Books, New and Old
So I have not totally abandoned the rereading project I mentioned ages ago. I got a little sidetracked reading The Sound and the Fury, which I had read in high school, but I don’t think it counts as a read re-read. For one thing, I seem to have confused chunks of it with Of Mice and Men. Oops. My main memory of it as a teenager is a constant bafflement, and there’s still some bafflement.
But it is amazing and beautiful and everything my high school English teacher told me it was. I put it down and immediately wanted to reread it. Theoretically. In actuality, it seemed too exhausting. (Note:I do not recommend reading The Sound & the Fury at bedtime, in the 15- to 30-minute increments of consciousness you get when you have a small child.
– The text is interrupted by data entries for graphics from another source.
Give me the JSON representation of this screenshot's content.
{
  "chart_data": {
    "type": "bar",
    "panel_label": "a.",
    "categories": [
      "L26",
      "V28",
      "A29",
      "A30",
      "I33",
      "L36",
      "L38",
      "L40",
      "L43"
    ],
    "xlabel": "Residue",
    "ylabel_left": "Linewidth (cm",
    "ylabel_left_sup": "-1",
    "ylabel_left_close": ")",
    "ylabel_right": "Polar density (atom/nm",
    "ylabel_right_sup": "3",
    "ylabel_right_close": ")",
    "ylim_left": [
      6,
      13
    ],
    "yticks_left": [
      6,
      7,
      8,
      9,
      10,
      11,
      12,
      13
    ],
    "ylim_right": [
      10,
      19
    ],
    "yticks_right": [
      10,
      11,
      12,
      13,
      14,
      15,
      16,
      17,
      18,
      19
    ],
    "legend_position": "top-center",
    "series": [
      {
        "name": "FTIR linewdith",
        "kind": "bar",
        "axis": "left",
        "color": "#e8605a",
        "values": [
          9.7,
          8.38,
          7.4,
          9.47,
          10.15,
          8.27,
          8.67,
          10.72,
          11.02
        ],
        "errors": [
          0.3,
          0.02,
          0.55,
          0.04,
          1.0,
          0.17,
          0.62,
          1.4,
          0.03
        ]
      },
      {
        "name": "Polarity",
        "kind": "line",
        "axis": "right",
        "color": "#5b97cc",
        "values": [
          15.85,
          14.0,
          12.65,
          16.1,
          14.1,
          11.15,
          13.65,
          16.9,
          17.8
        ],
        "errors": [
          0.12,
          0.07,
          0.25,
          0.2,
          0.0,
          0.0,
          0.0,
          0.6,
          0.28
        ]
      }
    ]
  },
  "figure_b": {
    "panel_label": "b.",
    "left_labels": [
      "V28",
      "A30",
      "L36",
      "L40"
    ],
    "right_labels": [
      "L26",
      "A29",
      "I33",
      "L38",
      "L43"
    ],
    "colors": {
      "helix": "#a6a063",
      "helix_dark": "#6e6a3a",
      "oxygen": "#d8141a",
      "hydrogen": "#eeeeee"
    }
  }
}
It adds to the bafflement.)
What I HAVE reread that was on my list is Run by Ann Patchett. I adored it when I read shortly after it was released in 2007. I love Patchett’s language, her world view, the joy and beauty on every page. I love that each book is different, not just with a whole new setting and cast, but a while new TYPE of setting and cast. (Which, believe me, the publishing industry would rather you not do.)
And I still loved Run. What struck me, though, was how the reader–i.e., me–changes on every read of the book–new experiences, new perspective. This was the most glaring example of that I’ve ever had. I read the book before I had a child. (Unrelated note: I was reading Patchett’s State of Wonder in the hospital after delivering my son.) And in that pre-married, pre-children state, her character of a woman who gives up her newborn and toddler for adoption worked for me. The somewhat pat way her decision is explained worked for me.
That changed this read-through. (And here let me say that I am only writing this because I really love Patchett’s writing. Normally if I read something and don’t like it, I’d never write about it. I never understand how writers can sit down and write some scathing, condescending review of another person’s book and NOT empathize with how horrible it would be to be on the receiving end of it. But this isn’t a bad review. Just a comment on picking up a favorite book at different points in your life.)
I think Patchett spends two to three paragraphs covering why this seemingly kind, stable woman looked at her 15-month-old son and decided she could give him to a better family. She certainly still feels the repercussions years down the line, but there’s no darkness to it. No gaping hole. I mean–looking at my 18-month-old and thinking what it would be like to hand him over and know he would never have any memory of me–it seems to me like this mother would have some echoes of Sethe in Beloved. Heartrending, mind-cracking grief and regret and loss. That decision would break you apart, and this lovely, happy book never delves into that.
Anyway, that’s my new read. Still enjoyed it, but I found–as much as I usually love that Patchett writes about a world that is fundamentally a good place, a beautiful place–that I wanted a darker, uglier thread to it.
I also just finished Jeffrey Euginedes’ The Marriage Plot. I think I’ve heard more mixed, PASSIONATE opinions on it than any other book in recent years. It’s a brilliant book, and I loved parts of it. I loved many individuals lines and paragraphs and scenes. More than any other book I remember reading, I alternated between thinking I was going to put it down and never pick it up again to thinking I was desperate to see what happened next.
I’m still not exactly sure what I think.